Tres misas daba el padre Augusto los domingos, de mañana. la de las ocho para los viejos. Para los niños la de las nueve. La de las diez para los jóvenes. En los primeros años la única a templo lleno era la primera. Cuando en pleno invierno aún no acababa de amanecer, arrastrando a sus decrépitos esposos, algunas viejas llegaban sobre la hora del comienzo. Desde la hora del rosario, en cambio –con diferencia ostensible- las solitarias estaban de rodillas, y con la voz cascada enhebraban cantarinos rezos como letanías. Eran tristes esas misas, pensaba Augusto; Dios es grave, pero no fomenta el sufrimiento inútilmente. De otro tiempo eran esas mujeres, que de su dolor hacían las cicatrices orgullosas del guerrero. Aunque tal vez no tuviesen nada mejor que lucir. Peores eran los hombres resignados que las acompañaban; ni alegría ni tristeza: impaciencia acaso y solamente.
A las nueve, con los niños, el alboroto llegaba corriendo. La otra punta del ovillo. Cuando estaban lejos ya se los oía, arriados como cabritos por los catequistas, levantando polvo por las calles arboladas entre los primeros destellos del sol. La alegría de los niños era desordenada y poco entendía de la seriedad del asunto. Muchas veces tuvo Augusto que hacer llamadas al orden. Misas felices, pero sin Misterio, se decía cada vez; como si fuera Dios un malabarista sorprendente, un trapecista, un mago, y él un maestro de pista. De otro tiempo también eran los niños, se aseguraba Augusto: de un futuro que no dejaba satisfecha su impaciencia.

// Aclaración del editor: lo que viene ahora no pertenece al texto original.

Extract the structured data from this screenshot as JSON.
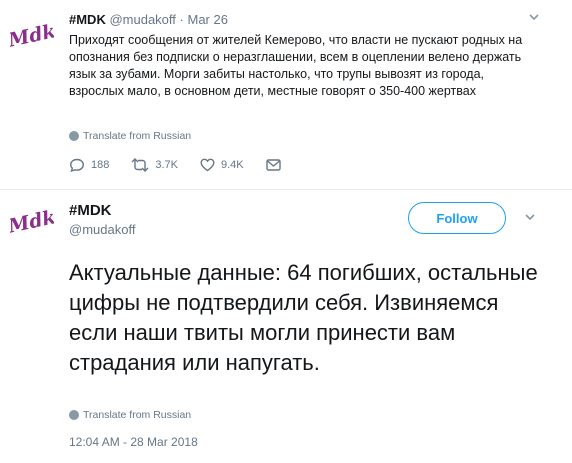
{
  "tweet1": {
    "avatar_logo_text": "Mdk",
    "display_name": "#MDK",
    "handle": "@mudakoff",
    "separator": "·",
    "date": "Mar 26",
    "text": "Приходят сообщения от жителей Кемерово, что власти не пускают родных на опознания без подписки о неразглашении, всем в оцеплении велено держать язык за зубами. Морги забиты настолько, что трупы вывозят из города, взрослых мало, в основном дети, местные говорят о 350-400 жертвах",
    "translate_label": "Translate from Russian",
    "actions": {
      "reply_count": "188",
      "retweet_count": "3.7K",
      "like_count": "9.4K"
    }
  },
  "tweet2": {
    "avatar_logo_text": "Mdk",
    "display_name": "#MDK",
    "handle": "@mudakoff",
    "follow_label": "Follow",
    "text": "Актуальные данные: 64 погибших, остальные цифры не подтвердили себя. Извиняемся если наши твиты могли принести вам страдания или напугать.",
    "translate_label": "Translate from Russian",
    "timestamp": "12:04 AM - 28 Mar 2018"
  },
  "colors": {
    "accent": "#1da1f2",
    "muted": "#657786",
    "logo": "#8a2e8c"
  }
}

La misa de diez era la que más le gustaba. Eran pocos los jóvenes piadosos que venían, algunos con sus padres, algunos solos. Acompañaban circunspectos la liturgia. Hacia abismos profundos se les derramaba la mirada, como la leche se derrama cuando hierve. Bullía algo dentro de ellos y Augusto lo sabía y revivía sin querer el fuego de sus años no del todo abandonados. Esos jóvenes, muchachos y muchachas llevaban sin querer en el rostro una confusión de lázaros vueltos a la vida, de apóstoles contrariados frente a las frases del Maestro; un desarreglo de sentidos que no rimaban con el mundo, llevaban todos ellos. El miedo al poder del diluvio imparable. Pero a la vez estaba ahí la madera para hacer el arca salvadora, tan al alcance de la mano que había permanecido secreto.

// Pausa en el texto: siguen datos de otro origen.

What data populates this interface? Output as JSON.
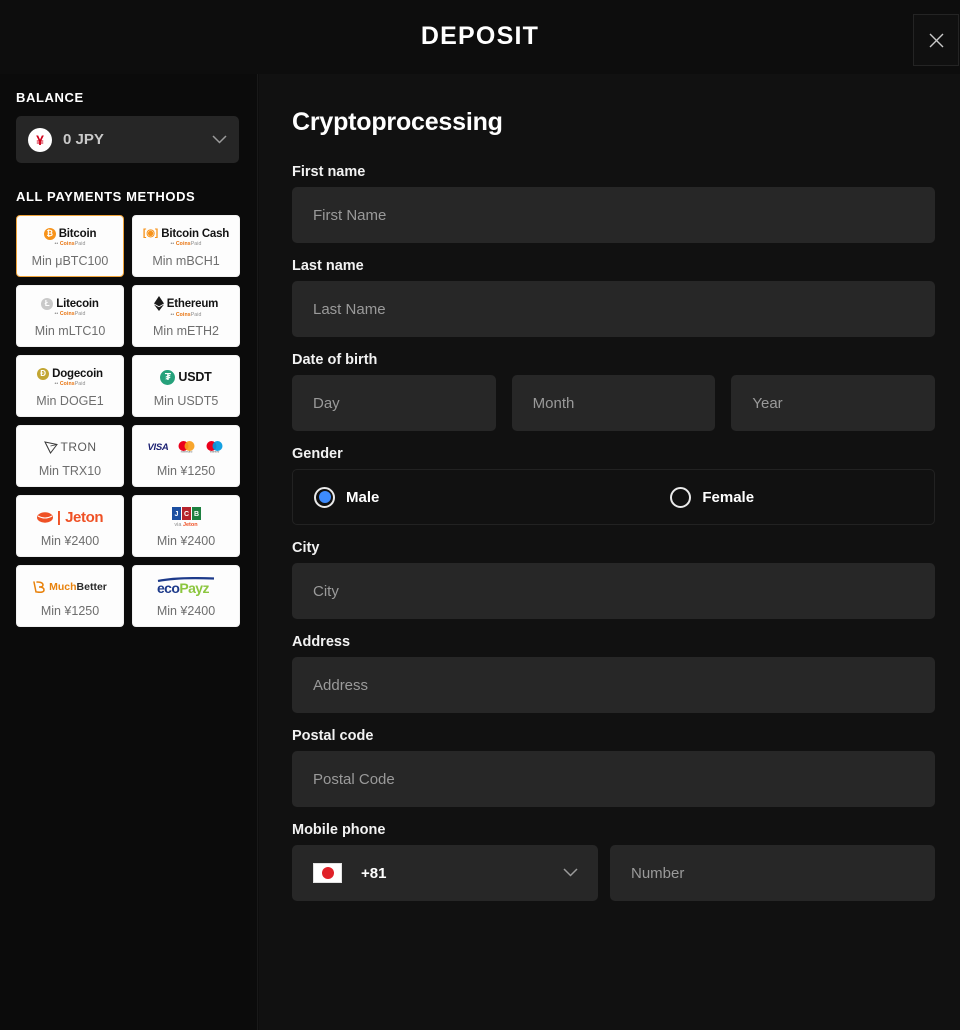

Fue un domingo de pascua que Augusto se dio cuenta. Cuando lo vio con claridad lo celebró con canto. Nunca mejor tonificada su voz en día domingo. Perdía la concentración en la lectura del misal; la lengua articulaba lo que la boca dejaba escapar y su imaginación volaba en sueño de futuro: una Casa de los Jóvenes, emprendimientos altruistas, camaradería y amistad, líderes futuros, futuros conductores de ese pueblo grande que era la parroquia. Sus ideas, sus anhelos, sus proyectos, se decía, tendrían de aquí en más manos ejecutoras. Grandes cosas auguró para los tiempos venideros. Agradecía aquella revelación como un regalo divino.
Sin pensarlo demasiado, aquella vez, dejándose llevar por el espíritu, anunció su proyecto con expresiones sin forma. El tiempo modelaría las ideas. Su plan, que era el de Dios, echaría raíces profundas.